MosaicML Training. Customize MPT-30B using your private data via fine-tuning, domain-specific pre-training, or training from scratch. You always own the final model weights, and your data is never stored on our platform. Pricing is per GPU-minute.
MosaicML Inference. Talk to our hosted endpoints for MPT-30B-Instruct (and MPT-7B-Instruct) using our Python API, with standard pricing per-1K-tokens.
We are so excited to see what our community and customers build next with MPT-30B. To learn more about the models and how you can customize them using the MosaicML platform, read on!

MPT-30B Family
Mosaic Pretrained Transformer (MPT) models are GPT-style decoder-only transformers with several improvements including higher speed, greater stability, and longer context lengths. Thanks to these improvements, customers can train MPT models efficiently (40-60% MFU) without diverging from loss spikes and can serve MPT models with both standard HuggingFace pipelines and FasterTransformer.

MPT-30B (Base)
MPT-30B is a commercial Apache 2.0 licensed, open-source foundation model that exceeds the quality of GPT-3 (from the original paper) and is competitive with other open-source models such as LLaMa-30B and Falcon-40B.
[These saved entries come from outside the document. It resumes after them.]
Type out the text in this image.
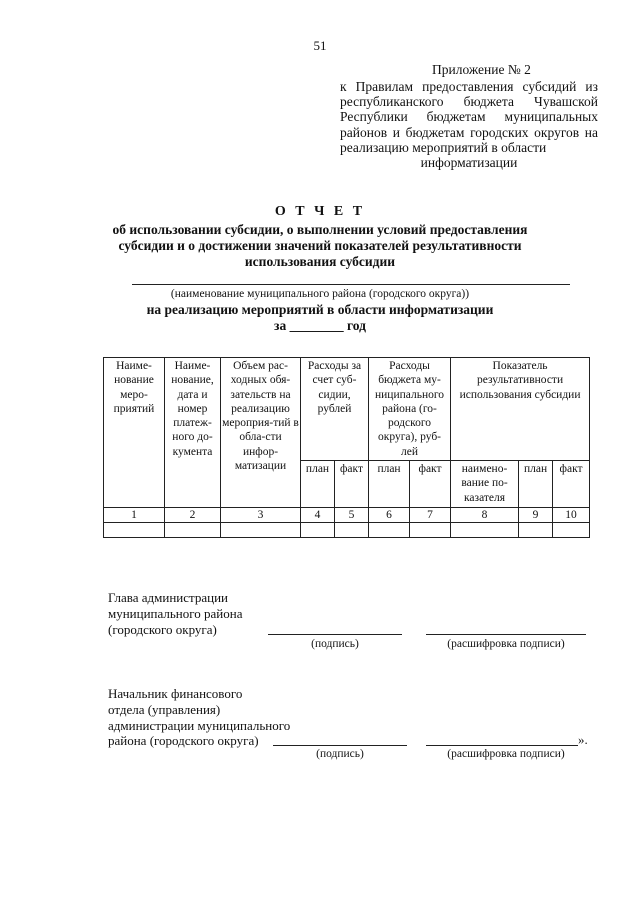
51
Приложение № 2
к Правилам предоставления субсидий из республиканского бюджета Чувашской Республики бюджетам муниципальных районов и бюджетам городских округов на реализацию мероприятий в области
информатизации
О Т Ч Е Т
об использовании субсидии, о выполнении условий предоставления
субсидии и о достижении значений показателей результативности
использования субсидии
(наименование муниципального района (городского округа))
на реализацию мероприятий в области информатизации
за ________ год
Наиме-нование меро-приятий	Наиме-нование, дата и номер платеж-ного до-кумента	Объем рас-ходных обя-зательств на реализацию мероприя-тий в обла-сти инфор-матизации	Расходы за счет суб-сидии, рублей		Расходы бюджета му-ниципального района (го-родского округа), руб-лей		Показатель результативности использования субсидии		
			план	факт	план	факт	наимено-вание по-казателя	план	факт
1	2	3	4	5	6	7	8	9	10

Глава администрации
муниципального района
(городского округа)
(подпись)	(расшифровка подписи)
Начальник финансового
отдела (управления)
администрации муниципального
района (городского округа)	».
(подпись)	(расшифровка подписи)
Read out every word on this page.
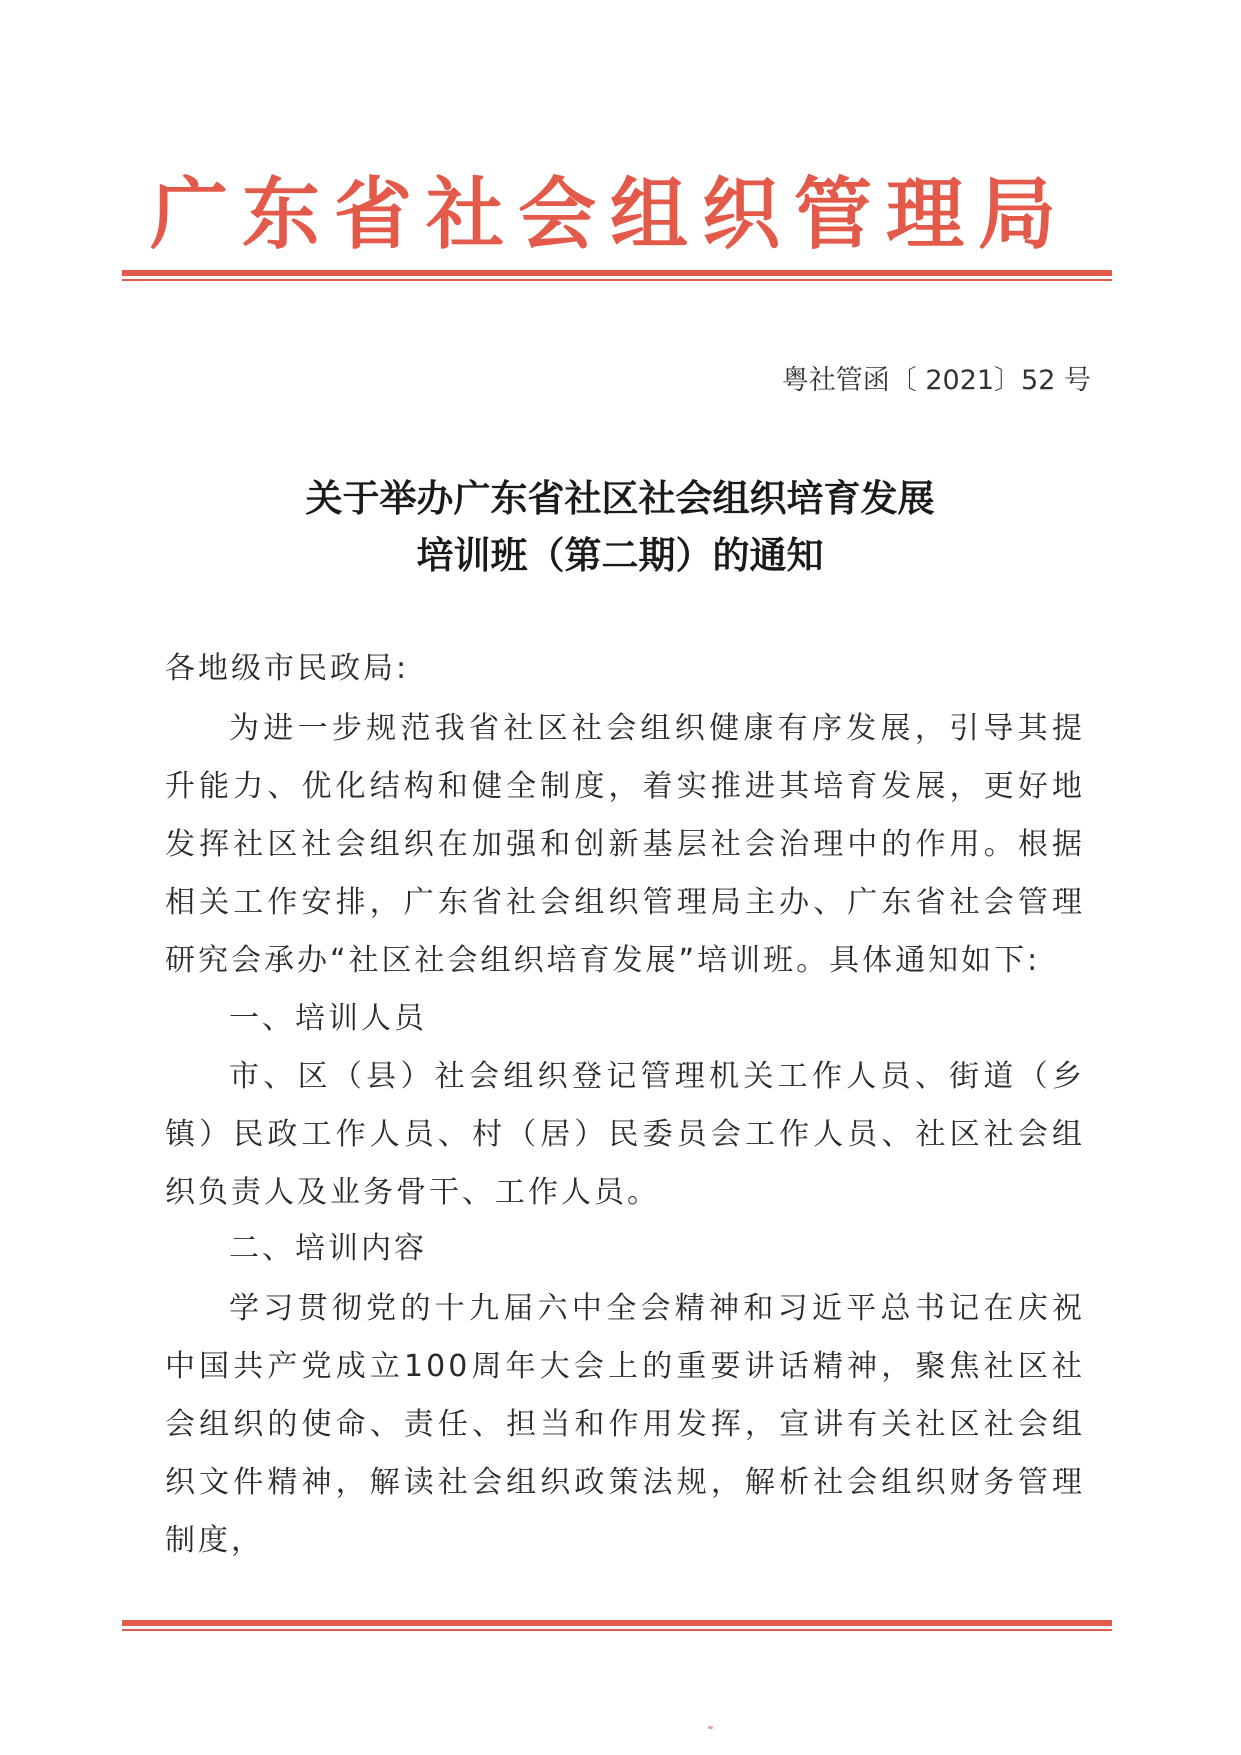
广东省社会组织管理局
粤社管函〔 2021〕52 号
关于举办广东省社区社会组织培育发展
培训班（第二期）的通知
各地级市民政局:
为进一步规范我省社区社会组织健康有序发展，引导其提升能力、优化结构和健全制度，着实推进其培育发展，更好地发挥社区社会组织在加强和创新基层社会治理中的作用。根据相关工作安排，广东省社会组织管理局主办、广东省社会管理研究会承办“社区社会组织培育发展”培训班。具体通知如下:
一、培训人员
市、区（县）社会组织登记管理机关工作人员、街道（乡镇）民政工作人员、村（居）民委员会工作人员、社区社会组织负责人及业务骨干、工作人员。
二、培训内容
学习贯彻党的十九届六中全会精神和习近平总书记在庆祝中国共产党成立100周年大会上的重要讲话精神，聚焦社区社会组织的使命、责任、担当和作用发挥，宣讲有关社区社会组织文件精神，解读社会组织政策法规，解析社会组织财务管理制度，
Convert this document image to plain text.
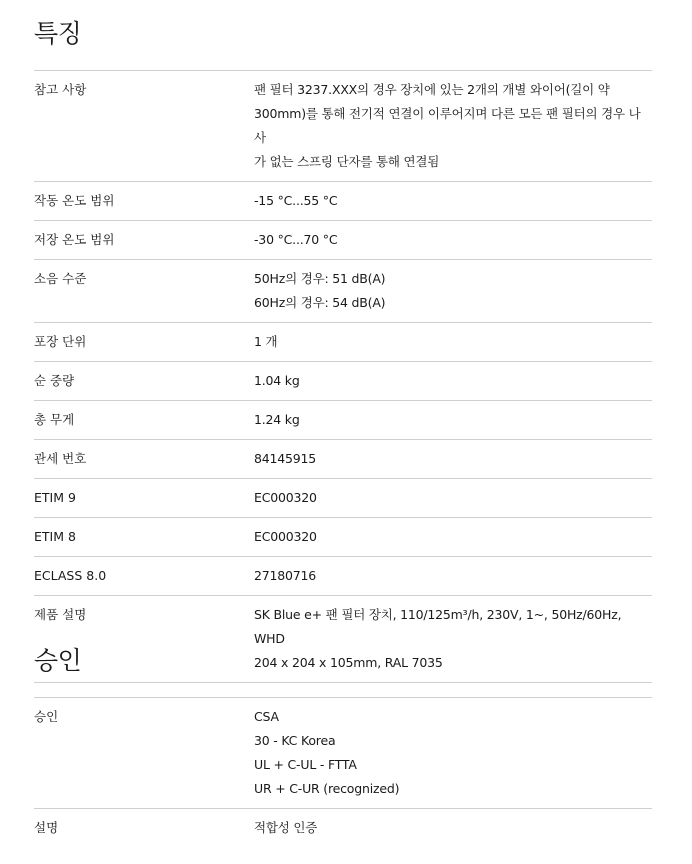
특징
참고 사항	팬 필터 3237.XXX의 경우 장치에 있는 2개의 개별 와이어(길이 약
300mm)를 통해 전기적 연결이 이루어지며 다른 모든 팬 필터의 경우 나사
가 없는 스프링 단자를 통해 연결됨
작동 온도 범위	-15 °C...55 °C
저장 온도 범위	-30 °C...70 °C
소음 수준	50Hz의 경우: 51 dB(A)
60Hz의 경우: 54 dB(A)
포장 단위	1 개
순 중량	1.04 kg
총 무게	1.24 kg
관세 번호	84145915
ETIM 9	EC000320
ETIM 8	EC000320
ECLASS 8.0	27180716
제품 설명	SK Blue e+ 팬 필터 장치, 110/125m³/h, 230V, 1~, 50Hz/60Hz, WHD
204 x 204 x 105mm, RAL 7035
승인
승인	CSA
30 - KC Korea
UL + C-UL - FTTA
UR + C-UR (recognized)
설명	적합성 인증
Using publicly available LLM Foundry codebase, we trained MPT-30B over the course of 2 months, transitioning between multiple different NVIDIA A100 clusters as hardware availability changed, with an average MFU of >46%. In mid-June, after we received our first batch of 256 NVIDIA H100 GPUs from CoreWeave, we seamlessly moved MPT-30B to the new cluster to resume training on H100s with an average MFU of >35%. To the best of our knowledge, MPT-30B is the first public model to be (partially) trained on H100 GPUs! We found that throughput increased by 2.44x per GPU and we expect this speedup to increase as software matures for the H100.

As mentioned earlier, MPT-30B was trained with a long context window of 8k tokens (vs. 2k for LLaMa and Falcon) and can handle arbitrarily long context windows via ALiBi or with fine-tuning. To build 8k support into MPT-30B efficiently, we first pre-trained on 1T tokens using sequences that were 2k tokens long, and continued training for an additional 50B tokens using sequences that were 8k tokens long.

The data mix used for MPT-30B pre-training is very similar to MPT-7B (see the MPT-7B blog post for details). For the 2k context window pre-training we used 1T tokens from the same 10 data subsets as the MPT-7B model (Table 1), but in slightly different proportions.